As I helped transform SPAN 232 from an advanced conversation course to a community service learning (CSL) course, that partnership then had a "place" in the curriculum. Independent studies are a heavy burden for faculty and don't count toward their promotion, so building a place within regular courses for that type of work is important.
Booker T. Washington is a lovely school that is undergoing a big transformation right now--a new building and a new theme. Our partnership will have to evolve along with their changes, and that will require lots of conversations to find out how we can change our partnership but still keep it mutually beneficial.
Below are Kirsten Hope's words as she described the atmosphere she encountered during her visit to BTW.
"I visited Booker T. Washington School this morning. I went to Claudia Fradkin's 1st grade bilingual classroom. Wow. I have never seen so much energy! The students in her class were so excited about learning and the amount of activity going on in the class astounded me! When I first got there, the students were broken up into groups, working on reading, spelling and I think some math! Every student was thoroughly engaged in what he or she was doing, and you could almost feel the learning going on. The classroom was so different from the upper grades that I'm used to. Claudia's strategies of working in groups and rotating between them really kept every student on task, and even when they looked off task, she somehow brought them back to the task at hand.
"There were two volunteers from SPAN 232 and 332 there. James McElwain and Hugo Olvera work in her classroom every week, and they told me how Claudia manages her classroom with a delicate balance of strictness and warmth. The students seemed to really respond to her attitude, and they obviously really loved our volunteers as well! James and Hugo told me about all the students, and the funny things they say or do.

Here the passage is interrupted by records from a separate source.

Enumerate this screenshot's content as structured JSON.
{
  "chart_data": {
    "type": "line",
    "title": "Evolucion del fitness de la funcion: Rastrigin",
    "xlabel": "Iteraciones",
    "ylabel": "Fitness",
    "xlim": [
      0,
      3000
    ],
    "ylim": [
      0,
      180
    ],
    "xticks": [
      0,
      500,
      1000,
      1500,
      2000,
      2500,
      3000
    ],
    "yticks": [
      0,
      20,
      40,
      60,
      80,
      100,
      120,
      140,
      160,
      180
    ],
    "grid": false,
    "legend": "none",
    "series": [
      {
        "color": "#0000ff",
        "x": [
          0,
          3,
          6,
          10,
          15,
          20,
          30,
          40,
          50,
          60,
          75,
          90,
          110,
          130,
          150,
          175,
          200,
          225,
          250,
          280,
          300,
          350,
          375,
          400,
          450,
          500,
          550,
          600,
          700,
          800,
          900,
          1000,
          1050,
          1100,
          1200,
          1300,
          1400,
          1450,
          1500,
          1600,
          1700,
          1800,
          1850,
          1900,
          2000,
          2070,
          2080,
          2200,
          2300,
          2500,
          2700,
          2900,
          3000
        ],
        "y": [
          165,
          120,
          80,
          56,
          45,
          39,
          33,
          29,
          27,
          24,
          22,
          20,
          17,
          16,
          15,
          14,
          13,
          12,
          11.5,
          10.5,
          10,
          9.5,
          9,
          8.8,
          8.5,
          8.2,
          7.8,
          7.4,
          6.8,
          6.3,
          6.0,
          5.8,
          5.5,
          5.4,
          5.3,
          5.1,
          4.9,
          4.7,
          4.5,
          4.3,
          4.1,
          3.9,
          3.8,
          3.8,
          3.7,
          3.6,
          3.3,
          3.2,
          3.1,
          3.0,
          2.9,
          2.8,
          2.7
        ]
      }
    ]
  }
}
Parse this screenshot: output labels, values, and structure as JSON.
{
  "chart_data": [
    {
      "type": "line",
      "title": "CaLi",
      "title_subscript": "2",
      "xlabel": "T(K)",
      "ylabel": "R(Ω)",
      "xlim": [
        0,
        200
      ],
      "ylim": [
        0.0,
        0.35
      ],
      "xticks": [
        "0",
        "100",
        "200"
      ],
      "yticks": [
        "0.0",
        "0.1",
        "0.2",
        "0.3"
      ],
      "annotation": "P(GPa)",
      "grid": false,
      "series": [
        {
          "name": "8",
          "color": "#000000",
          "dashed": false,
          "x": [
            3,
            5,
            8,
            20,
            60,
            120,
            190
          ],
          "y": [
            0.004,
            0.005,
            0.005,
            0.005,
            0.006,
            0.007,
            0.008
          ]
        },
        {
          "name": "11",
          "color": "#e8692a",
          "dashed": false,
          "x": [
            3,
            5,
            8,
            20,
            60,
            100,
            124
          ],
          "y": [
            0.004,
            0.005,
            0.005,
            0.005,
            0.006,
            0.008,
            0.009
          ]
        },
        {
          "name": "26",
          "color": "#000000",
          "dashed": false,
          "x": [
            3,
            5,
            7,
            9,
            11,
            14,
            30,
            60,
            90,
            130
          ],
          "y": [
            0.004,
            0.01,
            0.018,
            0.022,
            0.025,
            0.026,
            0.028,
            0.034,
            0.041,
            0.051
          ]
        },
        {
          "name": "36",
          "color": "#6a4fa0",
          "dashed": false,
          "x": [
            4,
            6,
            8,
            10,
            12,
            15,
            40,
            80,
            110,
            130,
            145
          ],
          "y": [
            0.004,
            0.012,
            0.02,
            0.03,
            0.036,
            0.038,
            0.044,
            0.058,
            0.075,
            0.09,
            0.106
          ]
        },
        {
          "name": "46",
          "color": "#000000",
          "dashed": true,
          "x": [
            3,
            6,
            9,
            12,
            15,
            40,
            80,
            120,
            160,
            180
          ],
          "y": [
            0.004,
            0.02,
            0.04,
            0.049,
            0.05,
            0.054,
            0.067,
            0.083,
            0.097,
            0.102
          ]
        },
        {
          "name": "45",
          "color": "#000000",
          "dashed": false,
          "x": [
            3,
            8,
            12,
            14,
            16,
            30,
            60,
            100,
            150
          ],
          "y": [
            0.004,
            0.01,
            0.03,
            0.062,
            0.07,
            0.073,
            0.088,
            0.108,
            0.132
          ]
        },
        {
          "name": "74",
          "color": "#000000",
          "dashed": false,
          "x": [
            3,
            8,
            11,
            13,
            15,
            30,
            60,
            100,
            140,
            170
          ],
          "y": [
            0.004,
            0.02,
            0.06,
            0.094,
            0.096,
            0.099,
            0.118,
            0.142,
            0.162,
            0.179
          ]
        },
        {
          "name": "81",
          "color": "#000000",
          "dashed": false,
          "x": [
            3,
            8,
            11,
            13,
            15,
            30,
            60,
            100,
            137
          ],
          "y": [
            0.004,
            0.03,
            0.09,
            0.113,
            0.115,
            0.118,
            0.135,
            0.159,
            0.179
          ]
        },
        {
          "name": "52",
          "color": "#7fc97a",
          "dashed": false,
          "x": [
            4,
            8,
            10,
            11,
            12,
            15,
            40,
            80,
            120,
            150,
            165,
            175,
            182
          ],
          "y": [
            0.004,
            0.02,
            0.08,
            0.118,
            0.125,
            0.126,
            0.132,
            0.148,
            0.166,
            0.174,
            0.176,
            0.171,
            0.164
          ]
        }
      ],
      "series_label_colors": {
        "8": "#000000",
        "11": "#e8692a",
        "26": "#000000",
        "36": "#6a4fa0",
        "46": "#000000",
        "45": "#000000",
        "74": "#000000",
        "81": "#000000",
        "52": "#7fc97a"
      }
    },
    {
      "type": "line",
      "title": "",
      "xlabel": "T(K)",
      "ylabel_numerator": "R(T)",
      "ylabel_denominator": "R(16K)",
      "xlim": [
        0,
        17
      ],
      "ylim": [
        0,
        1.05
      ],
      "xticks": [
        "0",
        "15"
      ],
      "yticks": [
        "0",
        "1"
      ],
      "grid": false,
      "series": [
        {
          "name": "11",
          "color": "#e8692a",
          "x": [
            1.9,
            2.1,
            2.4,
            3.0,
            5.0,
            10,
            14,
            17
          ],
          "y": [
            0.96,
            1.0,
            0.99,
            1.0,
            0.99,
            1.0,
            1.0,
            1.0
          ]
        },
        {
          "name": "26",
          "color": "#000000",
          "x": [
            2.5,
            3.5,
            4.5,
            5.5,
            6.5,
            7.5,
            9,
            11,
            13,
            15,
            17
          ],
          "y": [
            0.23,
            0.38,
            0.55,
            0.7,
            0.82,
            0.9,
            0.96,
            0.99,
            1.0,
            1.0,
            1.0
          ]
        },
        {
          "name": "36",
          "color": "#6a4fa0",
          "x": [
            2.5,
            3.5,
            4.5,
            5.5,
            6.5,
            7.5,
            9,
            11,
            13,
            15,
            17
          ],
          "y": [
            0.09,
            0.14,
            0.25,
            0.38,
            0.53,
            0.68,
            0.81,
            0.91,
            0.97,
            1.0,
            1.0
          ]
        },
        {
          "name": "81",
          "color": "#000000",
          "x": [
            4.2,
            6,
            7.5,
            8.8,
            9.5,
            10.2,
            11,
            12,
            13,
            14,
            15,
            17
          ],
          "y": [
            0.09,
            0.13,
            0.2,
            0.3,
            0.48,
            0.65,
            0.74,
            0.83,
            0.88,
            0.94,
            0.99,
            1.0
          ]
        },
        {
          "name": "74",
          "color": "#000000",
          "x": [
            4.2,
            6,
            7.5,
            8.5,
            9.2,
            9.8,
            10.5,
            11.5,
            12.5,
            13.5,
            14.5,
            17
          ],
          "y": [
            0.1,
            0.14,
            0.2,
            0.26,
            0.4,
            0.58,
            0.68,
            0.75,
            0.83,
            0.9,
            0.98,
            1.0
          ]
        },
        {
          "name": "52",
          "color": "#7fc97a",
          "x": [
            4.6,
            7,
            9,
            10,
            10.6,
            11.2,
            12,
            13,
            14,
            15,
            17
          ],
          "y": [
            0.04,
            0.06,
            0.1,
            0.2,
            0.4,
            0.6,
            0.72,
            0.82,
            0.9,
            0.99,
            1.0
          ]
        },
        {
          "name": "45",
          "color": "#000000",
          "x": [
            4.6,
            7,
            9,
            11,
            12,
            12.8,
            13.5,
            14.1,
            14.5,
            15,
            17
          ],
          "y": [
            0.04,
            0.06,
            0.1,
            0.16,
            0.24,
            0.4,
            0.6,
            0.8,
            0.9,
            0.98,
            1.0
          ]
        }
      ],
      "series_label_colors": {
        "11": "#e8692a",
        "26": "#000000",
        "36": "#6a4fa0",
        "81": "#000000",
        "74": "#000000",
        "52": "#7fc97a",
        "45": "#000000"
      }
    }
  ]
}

It seemed like a lot of fun working there, and I also think that it's very educational- not only for the 1st graders, but for the volunteers. For example, I asked James about what happens if the students use a colloquialism or slang word that he doesn't know. He explained that although the dominant language of the classroom is Spanish, the students can switch between Spanish and English so quickly that communication problems don't arise too much. I think that the 1st graders really appreciate seeing 'big kids' use their native language to communicate with them. They seem to really love working with the volunteers. Claudia also told me how much she loves having the volunteers in the classroom, which is more than obvious in the classroom. There is a feeling of respect and pride for both the Spanish and English languages in the class, and everyone works together in their mutual learning."